Jesus insiste ainda em algo muito importante: nossa relação com Deus, se é verdadeira, deve abrir-nos aos irmãos: “Quem é o meu próximo?” – A resposta de Jesus é clara: nosso próximo são aqueles que a vida fez próximos de nós. Nosso próximo são os próximos! Ou os amamos de verdade, ou não há próximo para amar. O próximo viraria uma idéia abstrata e sem valor algum. Não esqueçamos: o próximo tem rosto, tem cheiro, tem problemas e, às vezes, nos incomoda, nos atrapalha, nos desafia, nos causa raiva e contradição. É a este próximo, concreto como uma rocha, que eu devo amar! Mas, atenção: um judeu deve amar o próximo como a si mesmo: é isto que está escrito na Lei. Um cristão, não! Ele deve amar o próximo como Jesus: até dar a vida: “Amai-vos como eu vos amei. Dei-vos o exemplo para que, como eu vos fiz, façais vós também!” (Jo 13,34.15).
Recordemos que o próprio Senhor nos deu o exemplo; ele mesmo se fez próximo de nós: sendo Deus se fez homem, veio viver a nossa aventura, partilhar a nossa sorte, para nos dar a sua vida: “Cristo é a imagem do Deus invisível… porque Deus quis habitar nele com toda a sua plenitude”. Ele não viu nossa miséria de longe, não nos amou à distância: desceu e veio viver a nossa vida, fazendo-se Deus-conosco!
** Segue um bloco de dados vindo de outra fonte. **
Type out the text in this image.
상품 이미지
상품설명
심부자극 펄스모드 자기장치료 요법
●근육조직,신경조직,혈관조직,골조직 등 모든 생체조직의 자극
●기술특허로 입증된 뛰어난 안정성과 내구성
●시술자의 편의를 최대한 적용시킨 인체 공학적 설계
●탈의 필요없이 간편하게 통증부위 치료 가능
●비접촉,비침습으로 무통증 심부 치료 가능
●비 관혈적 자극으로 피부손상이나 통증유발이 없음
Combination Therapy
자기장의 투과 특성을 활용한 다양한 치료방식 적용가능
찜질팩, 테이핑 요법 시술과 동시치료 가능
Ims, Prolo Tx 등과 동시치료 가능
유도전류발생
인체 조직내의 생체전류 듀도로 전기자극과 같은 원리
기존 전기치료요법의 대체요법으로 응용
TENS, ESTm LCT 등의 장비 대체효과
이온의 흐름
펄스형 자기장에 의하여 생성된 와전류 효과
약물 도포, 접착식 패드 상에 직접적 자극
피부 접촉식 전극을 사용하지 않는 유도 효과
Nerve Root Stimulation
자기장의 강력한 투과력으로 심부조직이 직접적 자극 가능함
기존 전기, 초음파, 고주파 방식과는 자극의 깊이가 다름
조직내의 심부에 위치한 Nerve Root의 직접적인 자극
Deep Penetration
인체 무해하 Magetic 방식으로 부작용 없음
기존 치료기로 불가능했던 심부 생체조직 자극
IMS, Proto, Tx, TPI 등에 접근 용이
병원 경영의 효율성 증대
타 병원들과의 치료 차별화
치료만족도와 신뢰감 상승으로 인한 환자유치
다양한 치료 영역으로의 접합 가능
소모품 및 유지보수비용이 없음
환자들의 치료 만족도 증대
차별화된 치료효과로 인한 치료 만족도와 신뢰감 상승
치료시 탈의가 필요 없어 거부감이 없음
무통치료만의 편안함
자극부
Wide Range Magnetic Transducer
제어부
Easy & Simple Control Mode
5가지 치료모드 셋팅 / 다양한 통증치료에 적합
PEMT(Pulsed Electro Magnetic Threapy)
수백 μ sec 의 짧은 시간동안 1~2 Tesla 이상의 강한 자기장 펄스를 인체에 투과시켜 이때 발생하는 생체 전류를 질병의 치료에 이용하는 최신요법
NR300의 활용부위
Por isso, ele é o verdadeiro Bom Samaritano, o verdadeiro modelo daquele que “se faz próximo” do próximo: viu-nos à margem do caminho da vida; viu-nos roubados e despojados de nossa dignidade de imagem de Deus; viu-nos totalmente perdidos… Ele se compadeceu de nós, desceu à nossa miséria, fez-se homem, para nos curar e elevar. Nele, se revela a plenitude do amor a Deus e aos outros: “Deus quis por ele reconciliar consigo todos os seres que estão na terra e no céu, realizando a paz pelo sangue da sua cruz”. Então, somente em Cristo, encontramos a vida verdadeira e a realização pela qual tanto almejamos. Só ele nos reconcilia com Deus e no abre uns para os outros, aproximando-nos no seu amor!
Quando os cristãos não conseguem viver isso, quando não conseguem deixar que essa realidade maravilhosa transpareça, é porque estão sendo infiéis, estão sendo uma caricatura de discípulos do Senhor Jesus. Que responsabilidade a nossa! Saiamos daqui, hoje, com essa pergunta: quem são os meus próximos? Que tenho feito com eles? Pensemos em Jesus que veio ser próximo, e ainda se faz próximo hoje, em cada Eucaristia. Pensemos nele: “Vai, tu também, e faze o mesmo!” Amém.